Boston’s Prided Gun Buyback Program Takes One Whole Entire Gun Off The Street This Year

Walsh administration’s gun buyback program a complete flop this year in Boston

 

Via Matt Stout, Laurel J. Sweet at the Boston Herald News

The Walsh administration’s much-touted gun buyback program has taken in just one firearm so far this year — a stunning drop from the more than 400 that came in last year, putting police woefully behind last year’s pace in the overall number of guns they’re removing from the street, a Herald review found.

Boston police say the program is still active and funded — though a spokesman couldn’t say to what level — and Mayor Martin J. Walsh yesterday renewed his call for residents to turn over firearms in exchange for gift cards valued from $100 to $200.

But police officials couldn’t say why they’ve taken in just one gun in 2015 after claiming 410 last year.

Police say however, that the huge drop shouldn’t indicate poor police work, because so far they have seized 400 “crime guns” through arrests and other ways, and last year the total amount of guns seized was 651.

The buyback program started last year after a surge of violence in Boston, and violence continues this year mostly with illegal gun owners. Buyback programs have considerable criticism with people arguing that criminals would rather keep their guns and the intimidation, fear, and street cred they get to push on others than the 100$-200$ they would get from turning them in.

Officials in Sonoma County, Calif., for example, found in a research project launched in 2013 that while buybacks were good at “garnering a favorable media response, the programs do not have a substantial impact on reduction or prevention of gun violence and typically have no long term effects.”

After the Newtown massacre, a Washington Post columnist talked about bringing a buyback system to America, like the one modeled in Australia. However the homicide rate in Australia only fell 0.4% when they launched their gun buyback, and it dropped 3.9 percent in America without taking away the right to bear arms. Studies have been done by very credible sources that prove more guns = less crime.

The gun buyback program just seems to bring in older people who have a collection of guns with a few to spare or legal gun owners hurting for cash. The whole gun buyback proposal brings the blame, like the usual liberal argument, on the firearm rather than the criminal. We all know guns are just materials that make up an object, it takes a person to use the gun for good or evil.

If a thug decides to go and turn in his weapon, there are many other ways he could get a new one. The point should be to get criminals off the street, not guns. Guns in the right hands save lives every day, there are countless amounts of defensive gun uses every year from legal gun owners protecting themselves and those around them from being victims.

Author: Annie Stonebreaker

Annie is attending North Idaho College for a degree in journalism and is enjoying writing about everything guns for Defend and Carry. She finds our right to bear arms imperative and can get quite spicy on the topic.
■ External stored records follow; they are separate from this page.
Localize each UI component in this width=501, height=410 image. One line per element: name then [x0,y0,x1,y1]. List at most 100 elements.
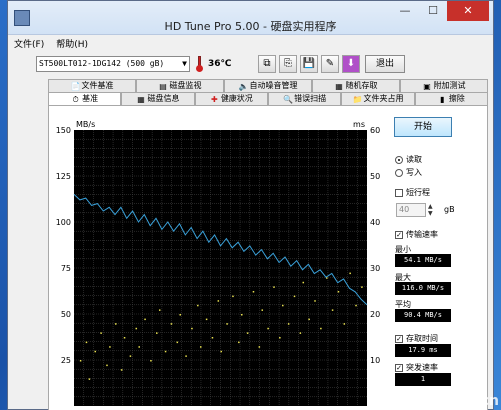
checkmark-icon: ✓ [395,363,403,372]
tab-folder-usage[interactable]: 📁 文件夹占用 [341,92,415,105]
tab-erase[interactable]: ▮ 擦除 [414,92,488,105]
right-axis-label: ms [353,120,365,129]
access-time-point [349,272,351,275]
copy-info-icon[interactable]: ⧉ [258,55,276,73]
options-icon[interactable]: ✎ [321,55,339,73]
speaker-icon: 🔈 [238,81,249,91]
access-time-point [197,304,199,307]
menu-help[interactable]: 帮助(H) [50,37,94,51]
tab-file-benchmark[interactable]: 📄 文件基准 [48,79,136,92]
checkmark-icon: ✓ [395,334,403,343]
disk-info-icon: ▦ [137,94,145,104]
tab-error-scan[interactable]: 🔍 错误扫描 [267,92,342,105]
access-time-point [331,309,334,311]
save-icon[interactable]: 💾 [300,55,318,73]
access-time-point [109,346,111,348]
folder-icon: 📁 [352,94,363,104]
close-button[interactable]: ✕ [447,1,489,21]
access-time-point [314,300,316,302]
access-time-point [199,346,202,348]
access-time-point [120,369,123,371]
spin-arrows-icon[interactable]: ▲ ▼ [428,203,433,217]
health-cross-icon: ✚ [210,94,218,104]
download-icon[interactable]: ⬇ [342,55,360,73]
radio-empty-icon [395,168,403,177]
random-access-icon: ▦ [335,81,343,91]
short-stroke-unit: gB [444,205,455,214]
access-time-point [267,327,269,330]
temperature-value: 36℃ [208,59,232,69]
access-time-point [138,346,140,348]
burst-rate-checkbox[interactable]: ✓ 突发速率 [395,362,438,373]
benchmark-chart-svg: 150 125 100 75 50 25 60 50 40 30 20 10 MB/s ms [56,120,380,406]
access-time-point [211,337,214,339]
title-bar[interactable]: HD Tune Pro 5.00 - 硬盘实用程序 — ☐ ✕ [8,1,493,35]
disk-monitor-icon: ▤ [159,81,167,91]
tab-row-bottom: ⏱ 基准 ▦ 磁盘信息 ✚ 健康状况 🔍 错误扫描 📁 文件夹占用 ▮ 擦除 [48,92,488,105]
access-time-point [232,295,234,298]
benchmark-panel: 150 125 100 75 50 25 60 50 40 30 20 10 MB/s ms 开始 读取 … [48,105,488,410]
access-time-point [176,341,179,344]
access-time-point [129,355,132,357]
access-time-point [164,350,167,353]
tab-aam[interactable]: 🔈 自动噪音管理 [224,79,312,92]
start-button[interactable]: 开始 [394,117,452,137]
benchmark-chart: 150 125 100 75 50 25 60 50 40 30 20 10 MB/s ms [49,106,389,410]
access-time-point [179,314,181,316]
gauge-icon: ⏱ [72,94,79,104]
right-tick-label: 50 [370,172,380,181]
left-tick-label: 100 [56,218,71,227]
app-window: HD Tune Pro 5.00 - 硬盘实用程序 — ☐ ✕ 文件(F) 帮助… [7,0,494,410]
access-time-point [293,295,296,298]
access-time-point [279,337,281,339]
access-time-point [258,346,261,348]
right-tick-label: 10 [370,356,380,365]
magnifier-icon: 🔍 [283,94,294,104]
access-time-point [156,332,158,334]
exit-button[interactable]: 退出 [365,55,405,73]
left-tick-label: 125 [56,172,71,181]
short-stroke-input[interactable]: 40 [396,203,426,217]
menu-file[interactable]: 文件(F) [8,37,50,51]
benchmark-controls: 开始 读取 写入 短行程 40 ▲ ▼ gB ✓ 传输速率 最小 54.1 MB/… [393,106,489,410]
access-time-point [238,341,240,344]
access-time-point [217,300,220,302]
tab-disk-monitor[interactable]: ▤ 磁盘监视 [136,79,224,92]
access-time-point [282,304,284,307]
chevron-down-icon: ▼ [182,59,187,68]
maximize-button[interactable]: ☐ [419,1,447,21]
left-tick-label: 75 [61,264,71,273]
checkmark-icon: ✓ [395,230,403,239]
tab-extra-tests[interactable]: ▣ 附加测试 [400,79,488,92]
checkbox-empty-icon [395,188,403,197]
write-radio[interactable]: 写入 [395,167,422,178]
read-radio[interactable]: 读取 [395,154,422,165]
drive-select[interactable]: ST500LT012-1DG142 (500 gB) ▼ [36,56,190,72]
short-stroke-checkbox[interactable]: 短行程 [395,187,430,198]
extra-tests-icon: ▣ [423,81,431,91]
tab-benchmark[interactable]: ⏱ 基准 [48,92,122,105]
copy-screenshot-icon[interactable]: ⎘ [279,55,297,73]
menu-bar: 文件(F) 帮助(H) [8,37,94,51]
drive-select-value: ST500LT012-1DG142 (500 gB) [39,59,165,68]
right-tick-label: 60 [370,126,380,135]
tab-random-access[interactable]: ▦ 随机存取 [312,79,400,92]
access-time-checkbox[interactable]: ✓ 存取时间 [395,333,438,344]
minimize-button[interactable]: — [391,1,419,21]
access-time-point [100,332,102,334]
access-time-point [220,350,222,353]
tab-health[interactable]: ✚ 健康状况 [194,92,268,105]
right-tick-label: 30 [370,264,380,273]
left-axis-label: MB/s [76,120,95,129]
access-time-point [337,291,340,293]
tab-disk-info[interactable]: ▦ 磁盘信息 [121,92,195,105]
access-time-point [88,378,91,380]
access-time-point [302,281,305,284]
access-time-point [287,323,290,325]
access-time-point [158,309,161,311]
transfer-rate-checkbox[interactable]: ✓ 传输速率 [395,229,438,240]
right-tick-label: 40 [370,218,380,227]
access-time-point [85,341,88,344]
access-time-point [261,309,264,311]
thermometer-icon [195,56,203,72]
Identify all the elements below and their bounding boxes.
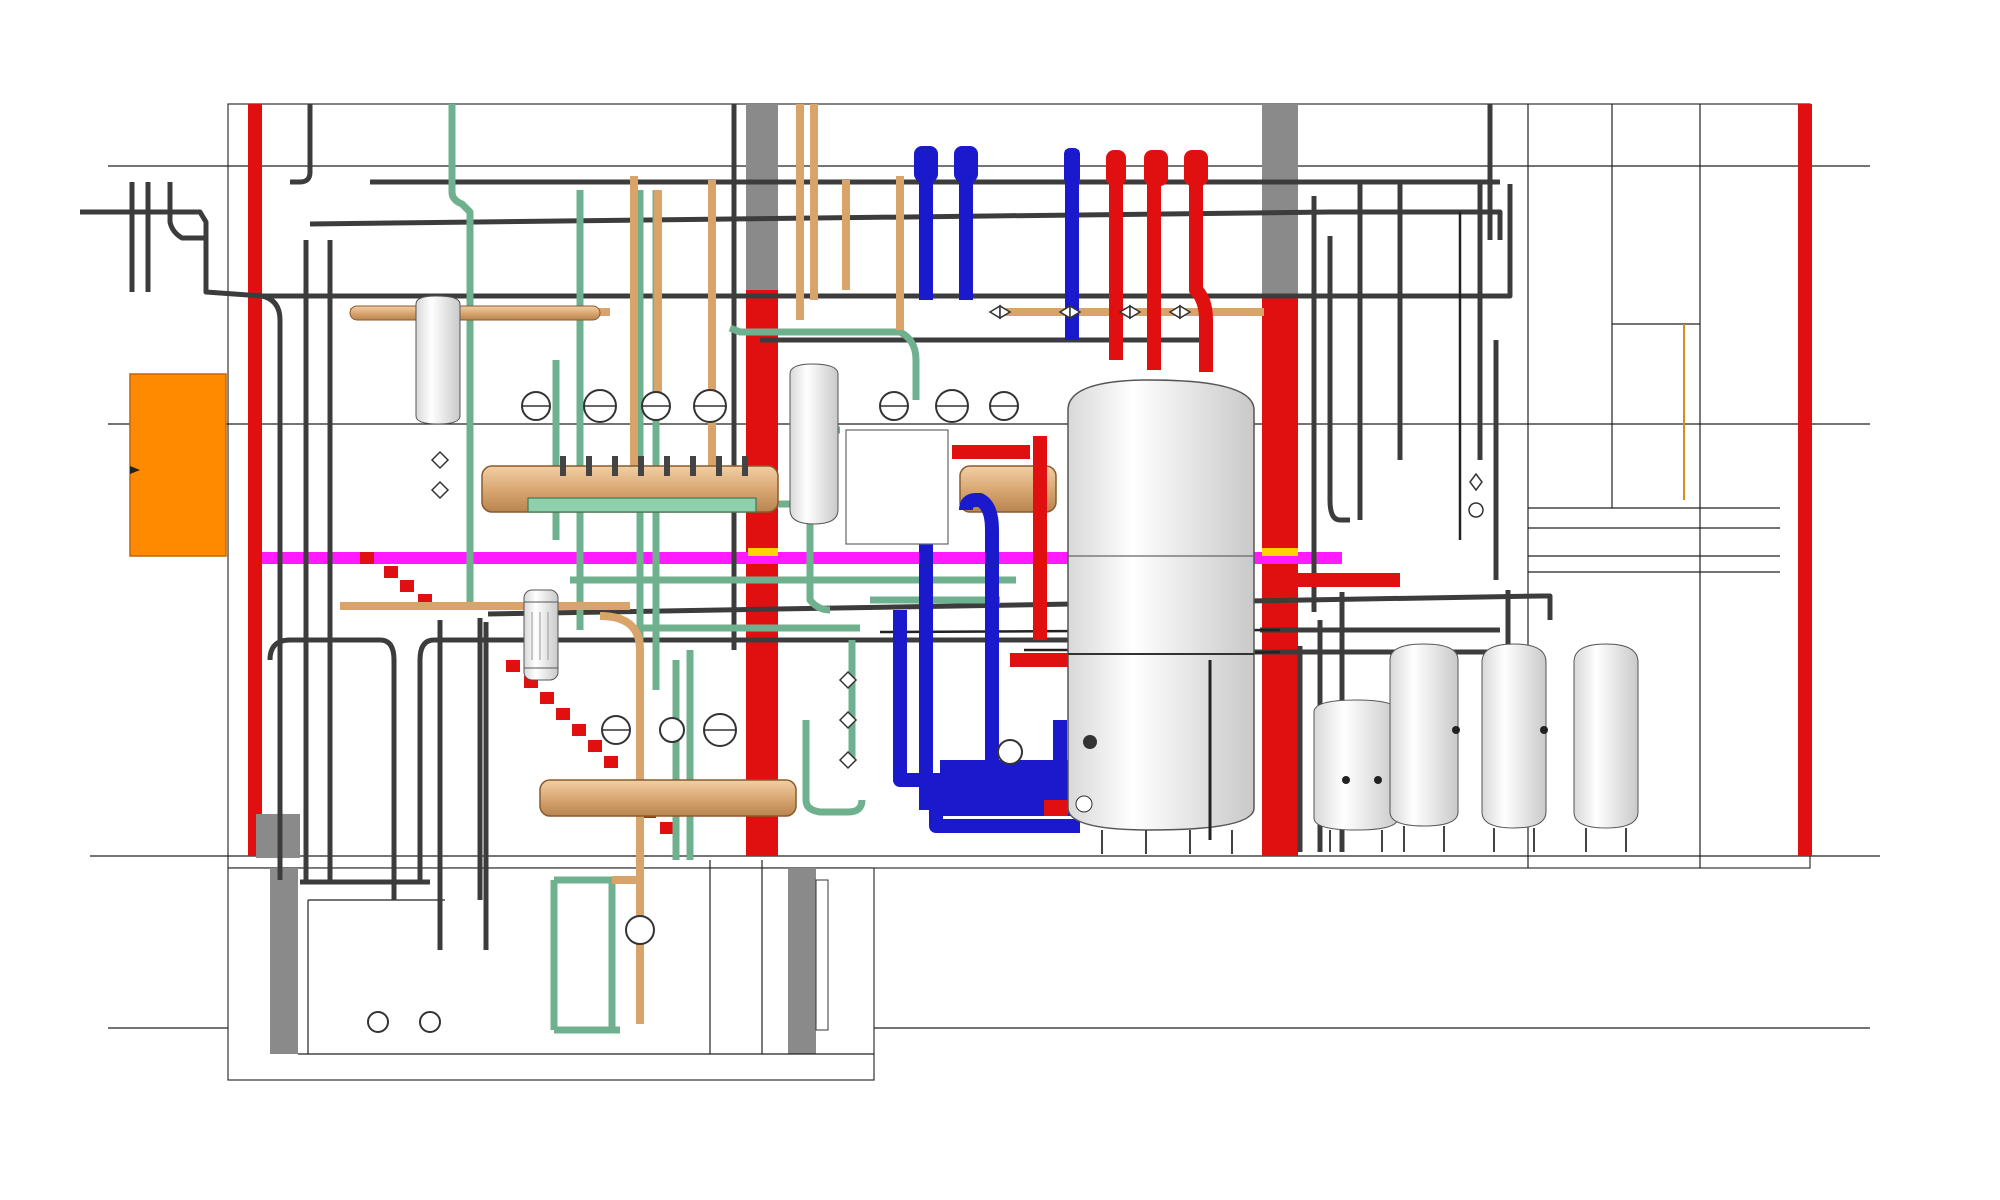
buffer-storage-tank (1067, 379, 1255, 854)
pump-9 (659, 717, 685, 743)
expansion-vessel-4 (1573, 643, 1639, 829)
dirt-separator (523, 589, 559, 681)
plant-room-section-diagram (80, 103, 1880, 1081)
expansion-vessel-1 (1313, 699, 1399, 831)
tall-vessel-center (789, 363, 839, 525)
pit-column-right (788, 868, 816, 1054)
drain-pump-2 (419, 1011, 441, 1033)
drain-pump-1 (367, 1011, 389, 1033)
lower-manifold (539, 779, 797, 817)
expansion-vessel-3 (1481, 643, 1548, 829)
tall-vessel-left (415, 295, 461, 425)
pump-basement (625, 915, 655, 945)
electrical-panel (129, 373, 227, 557)
pit-column-left (270, 868, 298, 1054)
green-header (527, 497, 757, 513)
control-box (845, 429, 949, 545)
expansion-vessel-2 (1389, 643, 1460, 827)
pump-11 (997, 739, 1023, 765)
In her spare time she loves reading, playing outdoors, any water activities, eating sweet treats, eating in general, playing music or spending time with her Fiance, and being surrounded by good friends, conversation and laughter.

Share This Post On
  • Saint_Barry

    I think these “gun buyback” events make liberals feel good. If they feel good, then it means they care, and who could put a price on that?

  • Anth Demas

    Let’s clear up the “Australian gun buyback” misconception here, because the difference between American and Australian “Buyback” programs couldn’t be more opposite. Let’s call Australia’s “buyback program” what it is: forced confiscation with mandated payback.

    Australia gave you an opportunity to turn in everything you own (gun related) by a specific date, because they are banning most citizens from having guns, and they don’t have a 2nd Amendment, or similar, right. But because the Australian Constitution requires that the Commonwealth may only take private property in return for “just compensation,” the Government increased the Medicare Levy, from 1.5% to 1.7% of income, for one year to finance compensation. So the citizens were all taxed to pay for the program, the government took most of the applicable arms, and those who owned were “paid back”. Those who didn’t had their taxes raised anyway.

    Now, rapes and sexual assaults have gone up. Murder has stayed about the same. While anyone who has studied this would have readily offered a subsequent, “I told you so”, it’s only unfortunate that Australia is the latest to take this test and fail with irreparable results to the citizens of that country. They were forced to trade their arms for a short monetary equal, and now crime is growing. Let’s hope those in DC learn that lesson now.

    • Allen Benge

      Gun buyback programs Are, as ‘Saint Barry’ says a feel-god activity for liberals. It is like wetting yourself in a dark suit. Makes you feel all warm, but no one else notices. Let’s face it, criminals are not giving up their guns, so the only ones affected are the law-abiding citizen. you do not make the criminals harmless by making the people helpless. Participating in a buyback program because you think criminals have too many guns is like castrating yourself because you think your neighbor has too many kids. The real victims of gun buyback programs is we, the people.